Je suis le pacha d'un royaume haut en couleurs, au milieu des méandres des conflits de pouvoir, la rivière paisible qui coule au milieu des Enfers, un simple oasis en plein désert, une ombre au soleil, images infiniment éculées, topos bourrage de crâne et débilitant, métaphores et figures sans style, le stYle, l'avez-vous danseurs impénitents, jambes flageolantes, membres énervés et cerveau décervelé, pieuvre aux idées tentacules, je dérive englouti périodiquement par les embruns et avale algues et saloperies non végétales, poissons dorés et ferrés à mes chevilles, attrape-con merveilleusement efficace, mission de sauvegarde des éléphants en pleine mer, langage joué et jouette, fétule ridicule, mensonge, songe ? ou réalité, pitié ?, rêve, la trêve, brève, la sève, assez ! OK ! Putain, catin ! ! ! Dope, pénètre en moi, petit démon nerveux et hallucinogène, douceur des riches et malheur des pauvres, bijou criminel et prison compensatoire, crime social et prison de verre, de larmes, de dettes, prison sans or, hors, il est sûr et certain que l'amertume nous ronge tous, blase, blase, blase, blase, oh dope, blase, blase, U got my heart, U got my mind, i got faith in U more than in God, oh God ! God, miche et moi, comprenez-moi bien, inutile de jouer les bi, hein ! Compra-lo ! Que ? Compra-lo ! No quiere lo comprar, entiende ? Chinga tu madre ! Coño ! Je ne comprends rien. Babel, oh Babel, rompt avec le ciel et redescend sur terre, cette pute a besoin de toi ! Verstandest-du ? Was ? Ich gehe nach schule. Rien à foutre ! Escucha me ! Non ! Si ! Non.

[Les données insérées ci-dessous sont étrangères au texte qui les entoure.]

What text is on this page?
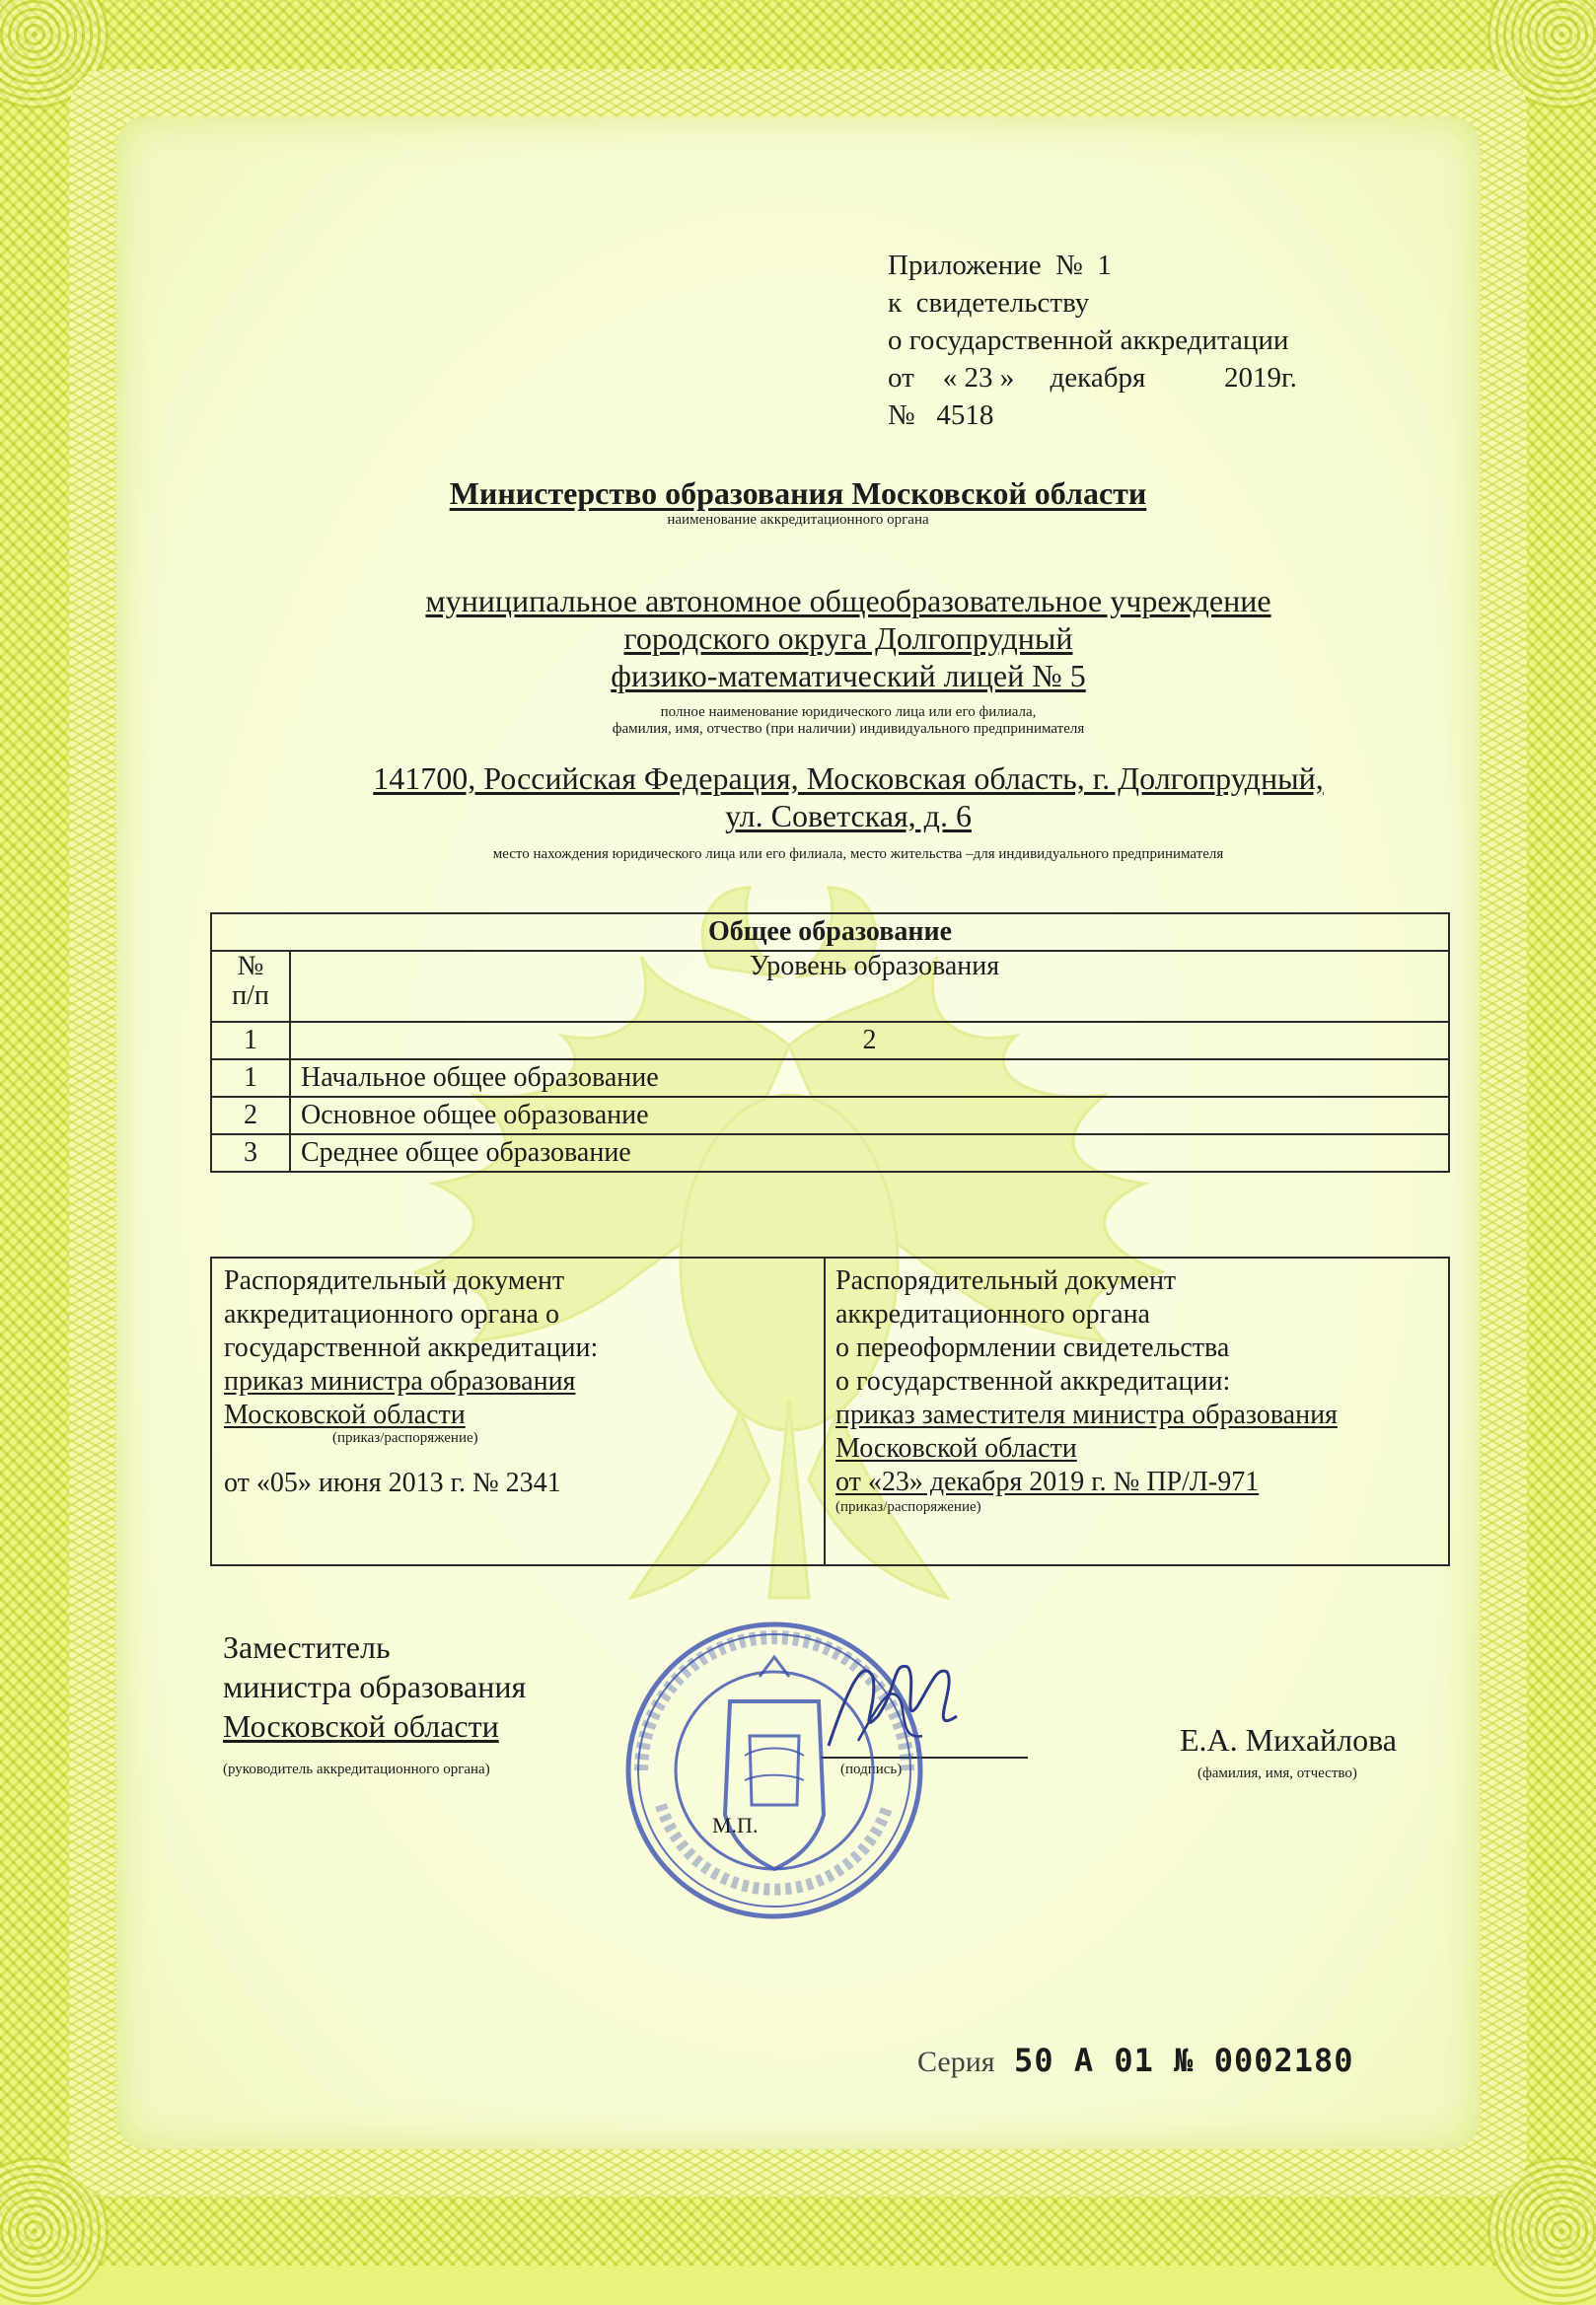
Приложение  №  1
к  свидетельству
о государственной аккредитации
от    « 23 »     декабря           2019г.
№   4518
Министерство образования Московской области
наименование аккредитационного органа
муниципальное автономное общеобразовательное учреждение
городского округа Долгопрудный
физико-математический лицей № 5
полное наименование юридического лица или его филиала,
фамилия, имя, отчество (при наличии) индивидуального предпринимателя
141700, Российская Федерация, Московская область, г. Долгопрудный,
ул. Советская, д. 6
место нахождения юридического лица или его филиала, место жительства –для индивидуального предпринимателя
Общее образование	
№
п/п	Уровень образования
1	2
1	Начальное общее образование
2	Основное общее образование
3	Среднее общее образование
Распорядительный документ
аккредитационного органа о
государственной аккредитации:
приказ министра образования
Московской области
(приказ/распоряжение)
от «05» июня 2013 г. № 2341
Распорядительный документ
аккредитационного органа
о переоформлении свидетельства
о государственной аккредитации:
приказ заместителя министра образования
Московской области
от «23» декабря 2019 г. № ПР/Л-971
(приказ/распоряжение)
Заместитель
министра образования
Московской области
(руководитель аккредитационного органа)	(подпись)
Е.А. Михайлова
(фамилия, имя, отчество)
М.П.
Серия 50 А 01 № 0002180
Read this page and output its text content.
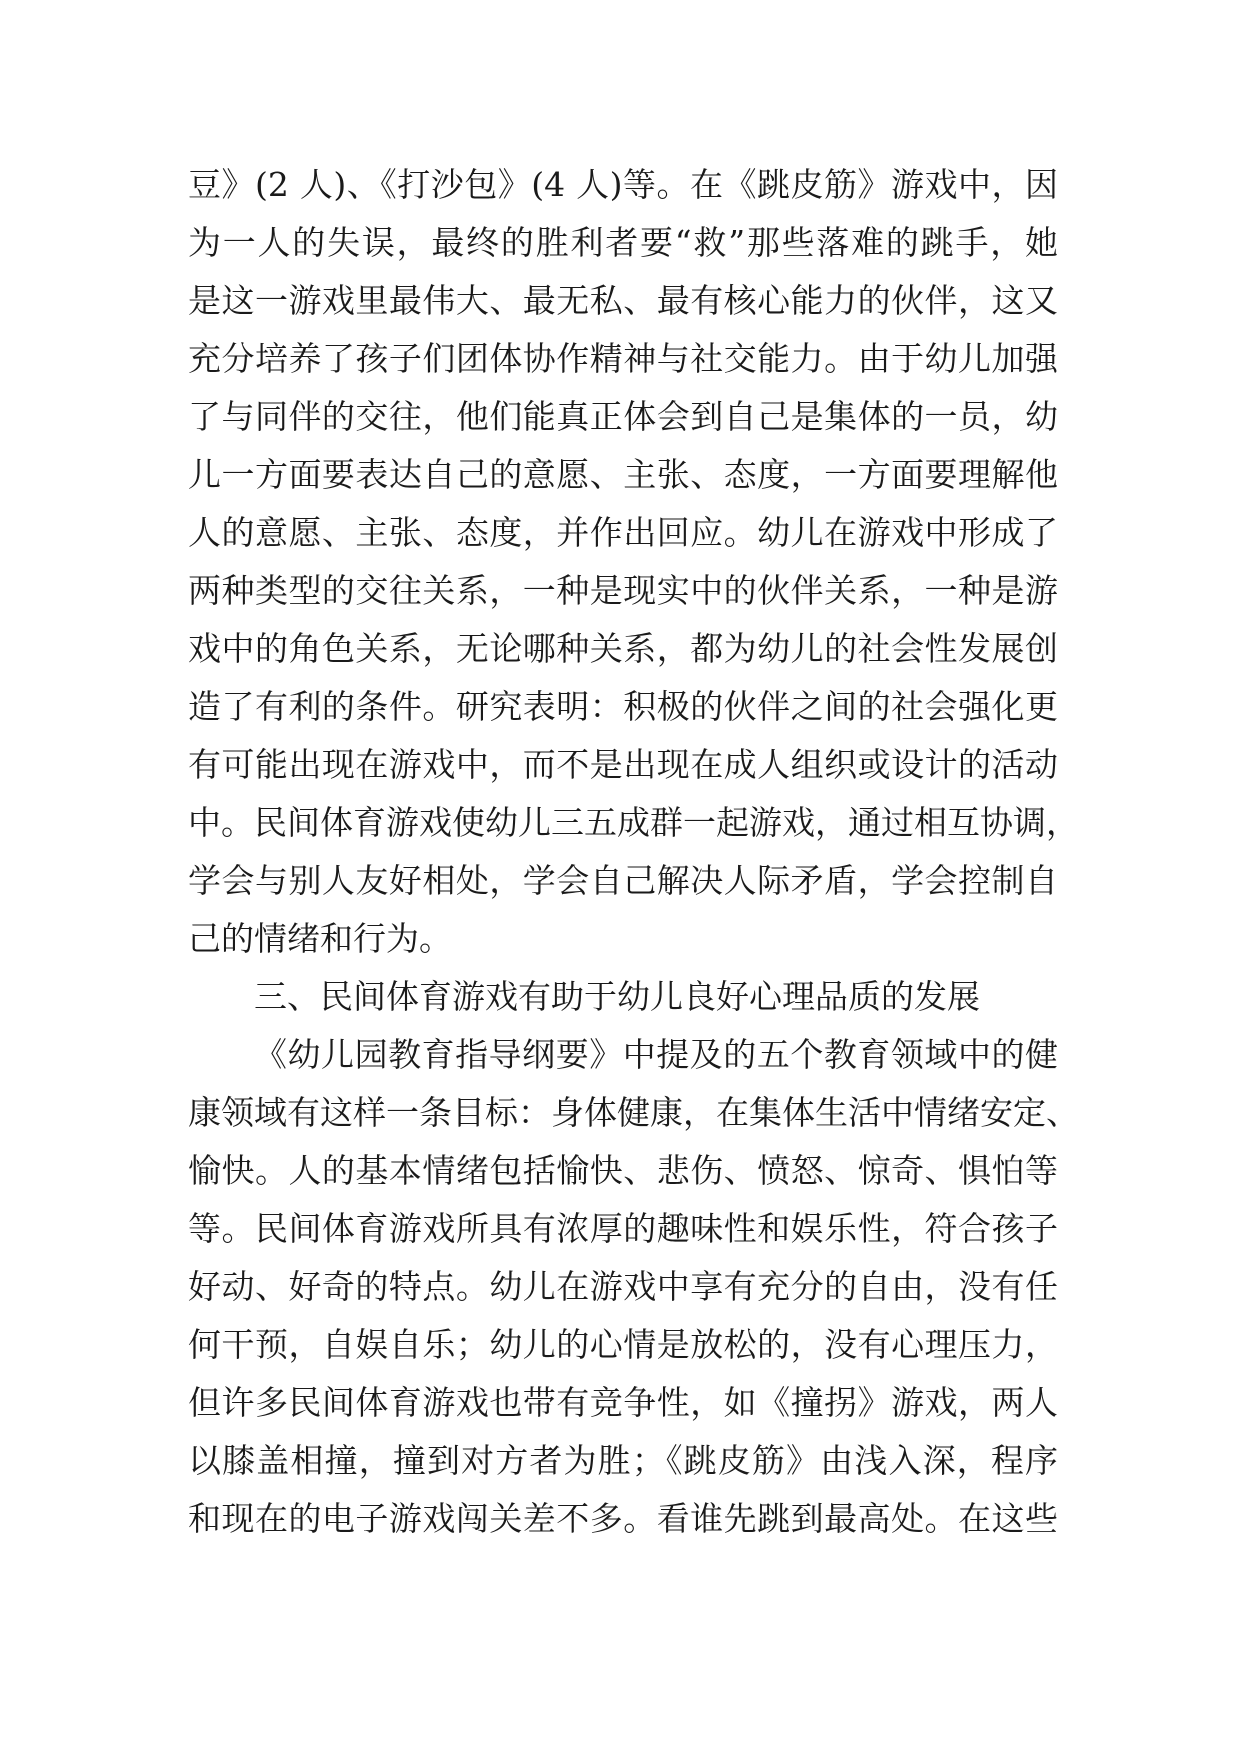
豆》(2 人)、《打沙包》(4 人)等。在《跳皮筋》游戏中，因
为一人的失误，最终的胜利者要“救”那些落难的跳手，她
是这一游戏里最伟大、最无私、最有核心能力的伙伴，这又
充分培养了孩子们团体协作精神与社交能力。由于幼儿加强
了与同伴的交往，他们能真正体会到自己是集体的一员，幼
儿一方面要表达自己的意愿、主张、态度，一方面要理解他
人的意愿、主张、态度，并作出回应。幼儿在游戏中形成了
两种类型的交往关系，一种是现实中的伙伴关系，一种是游
戏中的角色关系，无论哪种关系，都为幼儿的社会性发展创
造了有利的条件。研究表明：积极的伙伴之间的社会强化更
有可能出现在游戏中，而不是出现在成人组织或设计的活动
中。民间体育游戏使幼儿三五成群一起游戏，通过相互协调，
学会与别人友好相处，学会自己解决人际矛盾，学会控制自
己的情绪和行为。
三、民间体育游戏有助于幼儿良好心理品质的发展
《幼儿园教育指导纲要》中提及的五个教育领域中的健
康领域有这样一条目标：身体健康，在集体生活中情绪安定、
愉快。人的基本情绪包括愉快、悲伤、愤怒、惊奇、惧怕等
等。民间体育游戏所具有浓厚的趣味性和娱乐性，符合孩子
好动、好奇的特点。幼儿在游戏中享有充分的自由，没有任
何干预，自娱自乐；幼儿的心情是放松的，没有心理压力，
但许多民间体育游戏也带有竞争性，如《撞拐》游戏，两人
以膝盖相撞，撞到对方者为胜；《跳皮筋》由浅入深，程序
和现在的电子游戏闯关差不多。看谁先跳到最高处。在这些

La musique me prend aux tripes, de camps en camps, je poursuis mon chemin, ne trouve que les âcres ferments de quelques bouteilles de vin pourri, je ne connais rien au vin, mais la dope, ah ça, ça c'est mon domaine, qu'on se le dise aux coins des routes, aux nombrils des pays, aux capitales listées, aux communes hyst-ériques, misunterdansting de nos vérités, walking on world like a giant, never caught, i'm the king, with a big K, like King et sans mon Kong, je ne suis plus rien, malheur aux prophètes du ciné qui nous mystifient, la roseur et la rosée nous ont bien menti, sans compter l'aurel et le hardi, mirages de l'enfance.    

08/01/2000 :

Pensées mystiques qui me flagellent l'esprit, en un torrent d'images divinisées, de figures panthéoniques, de monstres chrétiens, avalement de Léviathan au milieu du peuple qui s'administre de la cervoise en seringue, misogyne pensée de l'homme viril et petites burnes cramoisies au fond d'une borne de tissus slipesque. Je me meurs de croire qu'en ces tréfonds fétides survivent les êtres candides de la non-dopicence, mutisme de leurs bouches mutilées, herbes accrocheuses qui nous rongent les rebords jeanesque. Que de néologismes en vue d'un néo-monde qui me sera propre et particulier, simple et complexe, que je serai le seul à maîtriser comme l'artiste le fait du diabolo.
Ah Satan ! Mot infâme que tes fidèles prononcent silencieusement, mot torride que les chrétiens refroidis taisent et osent à peine prononcer en leurs têtes réduites à l'imbécillité, catégorisation de leur erreur et de celle de la grammaire : " je proclame la chrétienté, demeure de l'imbécillité, et dans mon royaume, il sera dit, en ouvrages de linguistiques expertes, sémantique référentielle, que cette classe d'êtres insipides et grenouillardes, sera celle de l'imbécillité. " Je n'aurai de cesse de poursuivre de ma lame scintillante de cran d'arrêt les cafards fuyant vers les fissures des murs de mon royaume. Halte à la prison de verre, ou dorée, ou metaphorisée, bienvenue à la réalité.

22/01/2000 :

Les grilles se ferment de plus en plus, une spirale étouffante. La souffrance me tend les veines et ronge mon cerveau. Bouillie d'idées, de préjugés, de conceptions, il génère des hallucinations psychédéliques et me balance en plein marasme. Va, je ne te hais point, Léthargie. Je scrute les environs de béton de ma cité et n'y vois que des traces, des empreintes juste visibles des générations précédentes, des lueurs réapparues de camés évanouis, de minuscules tertres aux quatre coins de l'espace, sans croix, sans noms, sans rien, juste un souvenir imprécis, enseveli sous deux mètres de terre. Cadavre qui enferme une âme criminelle. La mienne sera emprisonnée aussi, le moment venu. L'overdose, gratte-ciel, Empire State Building de la seringue, la dose de trop. Une simple dose de trop. Je prépare tout, devant les crabes de la cité, devant mes frères de délire et de toxicité, je m'injecte le poison délicieux. Aucune amertume, aucun déplaisir, une seule et unique hallucination, celle de l'existence sans but, la mienne. La véritable vie ne tient pas à plus d'un fil, le mien n'est pas entré dans le chas. Il ne sert donc à rien. Allez-y Parques indécentes, putes de luxe !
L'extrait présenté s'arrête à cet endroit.